Altus was as far from the centers of power as you could get in Oklahoma, hidden away in the extreme southwestern corner of the state. The dirt roads in the county were often impassable after the prairie thunderstorms. After World War II a few were asphalted. Many nearby towns that were once thriving have virtually disappeared. Only a few lonely remains of farmhouses still stand. Many rural churches and schools have almost vanished as well, and some are used for barns or storage.
Everything in Altus was within walking distance. It was an eight-block walk to get a haircut downtown and a three-block walk to the park, tennis courts and high school. Beyond that was a sea of wheat fields and cattle ranches.
No one famous or wealthy lived in my hometown. They were farmers, laborers and small-town folk. Life was not easy, but the love we had in our family felt like all we needed. We did not think of ourselves as restricted or left behind. This was the center of the world so far as I was concerned. We lacked nothing essential.
Everyone knew that if they were going to make something of their lives, they would have to do it for themselves.

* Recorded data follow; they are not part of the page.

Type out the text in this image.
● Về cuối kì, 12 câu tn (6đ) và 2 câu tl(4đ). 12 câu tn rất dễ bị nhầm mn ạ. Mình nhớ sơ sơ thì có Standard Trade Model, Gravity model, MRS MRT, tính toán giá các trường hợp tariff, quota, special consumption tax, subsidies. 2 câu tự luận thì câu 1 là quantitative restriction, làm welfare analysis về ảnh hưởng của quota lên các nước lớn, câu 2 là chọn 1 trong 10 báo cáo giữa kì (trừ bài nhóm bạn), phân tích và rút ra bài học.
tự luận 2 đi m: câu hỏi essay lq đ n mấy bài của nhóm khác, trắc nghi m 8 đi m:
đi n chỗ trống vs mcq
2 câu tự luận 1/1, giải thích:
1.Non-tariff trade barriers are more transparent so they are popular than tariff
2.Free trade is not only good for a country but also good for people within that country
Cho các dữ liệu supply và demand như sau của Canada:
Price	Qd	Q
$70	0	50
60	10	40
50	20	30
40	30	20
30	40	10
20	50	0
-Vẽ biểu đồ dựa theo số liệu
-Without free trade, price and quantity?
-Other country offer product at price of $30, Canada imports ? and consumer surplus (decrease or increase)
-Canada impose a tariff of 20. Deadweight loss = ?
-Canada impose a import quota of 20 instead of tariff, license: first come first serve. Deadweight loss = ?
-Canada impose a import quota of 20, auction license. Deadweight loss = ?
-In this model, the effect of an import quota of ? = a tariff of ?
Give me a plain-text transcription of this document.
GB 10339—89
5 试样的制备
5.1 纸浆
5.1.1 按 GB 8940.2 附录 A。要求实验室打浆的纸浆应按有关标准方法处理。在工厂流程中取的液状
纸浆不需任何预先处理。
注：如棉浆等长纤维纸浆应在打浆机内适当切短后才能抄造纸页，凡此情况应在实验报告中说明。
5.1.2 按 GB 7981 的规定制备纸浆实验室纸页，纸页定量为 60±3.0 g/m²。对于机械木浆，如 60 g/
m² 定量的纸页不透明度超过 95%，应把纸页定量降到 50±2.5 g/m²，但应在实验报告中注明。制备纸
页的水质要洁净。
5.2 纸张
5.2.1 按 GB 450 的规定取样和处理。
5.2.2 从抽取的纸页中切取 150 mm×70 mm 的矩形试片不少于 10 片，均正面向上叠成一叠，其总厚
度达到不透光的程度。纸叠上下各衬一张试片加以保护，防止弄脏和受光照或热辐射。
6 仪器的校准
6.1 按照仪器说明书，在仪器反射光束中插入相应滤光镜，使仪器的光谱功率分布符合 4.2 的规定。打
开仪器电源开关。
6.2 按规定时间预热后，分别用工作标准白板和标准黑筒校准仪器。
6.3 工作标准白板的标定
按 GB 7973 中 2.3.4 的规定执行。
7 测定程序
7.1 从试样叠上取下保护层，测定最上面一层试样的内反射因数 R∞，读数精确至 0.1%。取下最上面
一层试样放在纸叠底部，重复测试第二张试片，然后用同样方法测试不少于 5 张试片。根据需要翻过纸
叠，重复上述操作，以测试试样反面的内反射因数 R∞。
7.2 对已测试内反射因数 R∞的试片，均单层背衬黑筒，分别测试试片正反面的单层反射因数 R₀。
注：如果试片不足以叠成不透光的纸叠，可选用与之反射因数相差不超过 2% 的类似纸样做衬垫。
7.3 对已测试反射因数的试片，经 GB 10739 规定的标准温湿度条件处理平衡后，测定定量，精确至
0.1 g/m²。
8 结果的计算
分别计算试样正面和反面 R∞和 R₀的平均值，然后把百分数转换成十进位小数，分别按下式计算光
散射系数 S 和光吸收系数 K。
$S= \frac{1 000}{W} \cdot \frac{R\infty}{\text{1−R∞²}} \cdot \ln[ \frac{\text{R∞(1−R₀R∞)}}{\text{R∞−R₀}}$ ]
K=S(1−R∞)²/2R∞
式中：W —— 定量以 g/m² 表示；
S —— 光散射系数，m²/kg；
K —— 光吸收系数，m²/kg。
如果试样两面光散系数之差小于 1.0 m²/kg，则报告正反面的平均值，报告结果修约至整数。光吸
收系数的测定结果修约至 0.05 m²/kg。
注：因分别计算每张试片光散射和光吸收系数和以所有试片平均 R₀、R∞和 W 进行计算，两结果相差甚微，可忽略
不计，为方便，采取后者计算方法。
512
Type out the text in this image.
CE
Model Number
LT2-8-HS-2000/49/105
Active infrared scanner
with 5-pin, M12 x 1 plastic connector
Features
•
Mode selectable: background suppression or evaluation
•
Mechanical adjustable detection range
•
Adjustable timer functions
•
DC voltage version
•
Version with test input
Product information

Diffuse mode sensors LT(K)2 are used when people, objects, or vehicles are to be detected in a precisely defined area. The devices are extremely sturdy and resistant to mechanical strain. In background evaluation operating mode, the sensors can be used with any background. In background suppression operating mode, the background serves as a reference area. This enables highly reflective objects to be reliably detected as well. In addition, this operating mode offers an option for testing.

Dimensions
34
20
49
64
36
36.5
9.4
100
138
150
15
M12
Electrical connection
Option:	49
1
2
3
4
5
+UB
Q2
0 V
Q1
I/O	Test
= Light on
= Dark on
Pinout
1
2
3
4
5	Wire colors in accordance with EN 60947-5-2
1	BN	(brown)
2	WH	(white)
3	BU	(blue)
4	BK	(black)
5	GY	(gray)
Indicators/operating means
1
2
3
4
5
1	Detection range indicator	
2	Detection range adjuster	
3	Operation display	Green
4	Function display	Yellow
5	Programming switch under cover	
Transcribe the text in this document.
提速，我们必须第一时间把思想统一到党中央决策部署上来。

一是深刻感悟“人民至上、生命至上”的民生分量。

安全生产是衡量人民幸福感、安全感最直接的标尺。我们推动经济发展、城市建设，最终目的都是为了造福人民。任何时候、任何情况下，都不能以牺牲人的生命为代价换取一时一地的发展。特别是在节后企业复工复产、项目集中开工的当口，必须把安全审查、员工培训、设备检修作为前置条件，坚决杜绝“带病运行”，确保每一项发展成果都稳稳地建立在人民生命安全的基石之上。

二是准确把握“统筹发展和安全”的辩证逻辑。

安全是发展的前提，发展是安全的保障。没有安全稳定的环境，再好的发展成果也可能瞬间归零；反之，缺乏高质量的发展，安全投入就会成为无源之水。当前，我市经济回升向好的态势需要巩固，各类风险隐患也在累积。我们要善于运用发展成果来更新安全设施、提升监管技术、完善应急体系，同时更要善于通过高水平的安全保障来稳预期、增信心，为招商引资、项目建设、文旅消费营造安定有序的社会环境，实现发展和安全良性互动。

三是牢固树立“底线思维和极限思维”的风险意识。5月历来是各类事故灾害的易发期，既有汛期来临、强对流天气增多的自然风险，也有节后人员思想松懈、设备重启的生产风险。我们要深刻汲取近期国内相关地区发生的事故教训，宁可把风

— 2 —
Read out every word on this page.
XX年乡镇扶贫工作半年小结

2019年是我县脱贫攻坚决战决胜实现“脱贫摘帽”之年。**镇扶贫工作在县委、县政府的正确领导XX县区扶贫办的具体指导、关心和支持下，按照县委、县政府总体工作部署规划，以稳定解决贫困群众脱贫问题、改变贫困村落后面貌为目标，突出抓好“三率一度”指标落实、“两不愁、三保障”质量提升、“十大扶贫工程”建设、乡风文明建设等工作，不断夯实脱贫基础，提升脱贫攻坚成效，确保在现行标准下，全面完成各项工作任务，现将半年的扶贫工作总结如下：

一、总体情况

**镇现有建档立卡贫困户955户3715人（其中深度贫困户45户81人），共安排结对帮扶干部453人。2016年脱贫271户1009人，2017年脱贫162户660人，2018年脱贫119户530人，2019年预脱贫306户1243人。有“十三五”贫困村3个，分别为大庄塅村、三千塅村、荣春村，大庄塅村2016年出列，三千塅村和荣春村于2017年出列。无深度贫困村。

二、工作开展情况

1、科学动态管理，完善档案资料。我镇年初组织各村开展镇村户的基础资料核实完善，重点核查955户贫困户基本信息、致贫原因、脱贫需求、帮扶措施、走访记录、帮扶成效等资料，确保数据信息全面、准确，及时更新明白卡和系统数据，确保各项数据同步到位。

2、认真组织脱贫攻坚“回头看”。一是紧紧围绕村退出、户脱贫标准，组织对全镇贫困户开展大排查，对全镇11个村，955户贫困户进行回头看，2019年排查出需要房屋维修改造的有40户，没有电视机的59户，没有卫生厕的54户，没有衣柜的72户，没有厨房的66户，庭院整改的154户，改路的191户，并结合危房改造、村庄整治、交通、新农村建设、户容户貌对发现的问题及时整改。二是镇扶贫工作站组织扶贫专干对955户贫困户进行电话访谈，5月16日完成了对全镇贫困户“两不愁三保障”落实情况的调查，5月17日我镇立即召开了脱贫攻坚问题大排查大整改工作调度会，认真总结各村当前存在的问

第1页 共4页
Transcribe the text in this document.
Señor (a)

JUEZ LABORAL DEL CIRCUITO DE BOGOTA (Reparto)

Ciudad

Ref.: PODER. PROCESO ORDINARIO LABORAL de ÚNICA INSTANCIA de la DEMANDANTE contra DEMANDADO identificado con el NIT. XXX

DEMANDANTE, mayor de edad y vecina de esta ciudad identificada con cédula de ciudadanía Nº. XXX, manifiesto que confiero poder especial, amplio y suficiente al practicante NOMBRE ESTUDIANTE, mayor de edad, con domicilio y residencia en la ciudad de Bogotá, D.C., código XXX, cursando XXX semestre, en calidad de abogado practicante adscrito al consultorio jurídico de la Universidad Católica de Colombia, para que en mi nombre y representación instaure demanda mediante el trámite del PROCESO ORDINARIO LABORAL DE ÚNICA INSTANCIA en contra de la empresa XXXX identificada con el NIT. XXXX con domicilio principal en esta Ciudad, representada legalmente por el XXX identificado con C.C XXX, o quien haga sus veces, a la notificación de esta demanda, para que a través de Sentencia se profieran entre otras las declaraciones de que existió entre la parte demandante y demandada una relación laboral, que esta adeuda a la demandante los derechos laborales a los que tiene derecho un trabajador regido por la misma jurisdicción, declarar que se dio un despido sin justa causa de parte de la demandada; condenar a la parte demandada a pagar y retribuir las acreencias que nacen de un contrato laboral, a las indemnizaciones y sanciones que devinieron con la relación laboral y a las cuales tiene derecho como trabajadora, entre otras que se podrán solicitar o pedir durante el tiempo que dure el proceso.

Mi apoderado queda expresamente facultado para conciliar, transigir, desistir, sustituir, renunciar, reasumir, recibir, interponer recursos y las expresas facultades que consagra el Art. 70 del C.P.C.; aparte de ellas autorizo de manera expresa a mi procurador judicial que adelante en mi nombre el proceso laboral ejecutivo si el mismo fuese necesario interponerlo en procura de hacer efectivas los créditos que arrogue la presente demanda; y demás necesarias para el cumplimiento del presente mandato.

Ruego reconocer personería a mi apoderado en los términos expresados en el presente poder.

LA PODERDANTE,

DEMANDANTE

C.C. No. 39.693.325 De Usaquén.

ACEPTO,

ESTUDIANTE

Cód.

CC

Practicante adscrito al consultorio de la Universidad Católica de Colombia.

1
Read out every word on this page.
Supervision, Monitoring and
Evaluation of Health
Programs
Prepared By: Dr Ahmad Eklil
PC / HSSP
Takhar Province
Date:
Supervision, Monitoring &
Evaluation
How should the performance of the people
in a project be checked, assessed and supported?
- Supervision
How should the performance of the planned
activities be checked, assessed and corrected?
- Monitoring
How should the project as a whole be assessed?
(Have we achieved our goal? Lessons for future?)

No one attributed success or failure to a persons environment or external causes. They assumed that most outcomes were due to the effort of the person or lack of it. If someone messed up, we would more likely ponder how a hurtful habit might be a lesson for us to avoid.
A can do spirit was what most clearly characterized that independent and confident small town. But the lack of rain and an abundance of dust depleted farm incomes. That led to many homeless men on the move looking for odd jobs. Strong and good men on the road to somewhere would knock on our door needing food, but they were always willing to work for it. Even though they were on the move, all we needed to know was that they were persons who had fallen on hard times and were hungry. We never turned any of them away. My mother would always find something to feed them, usually what we would be eating that day.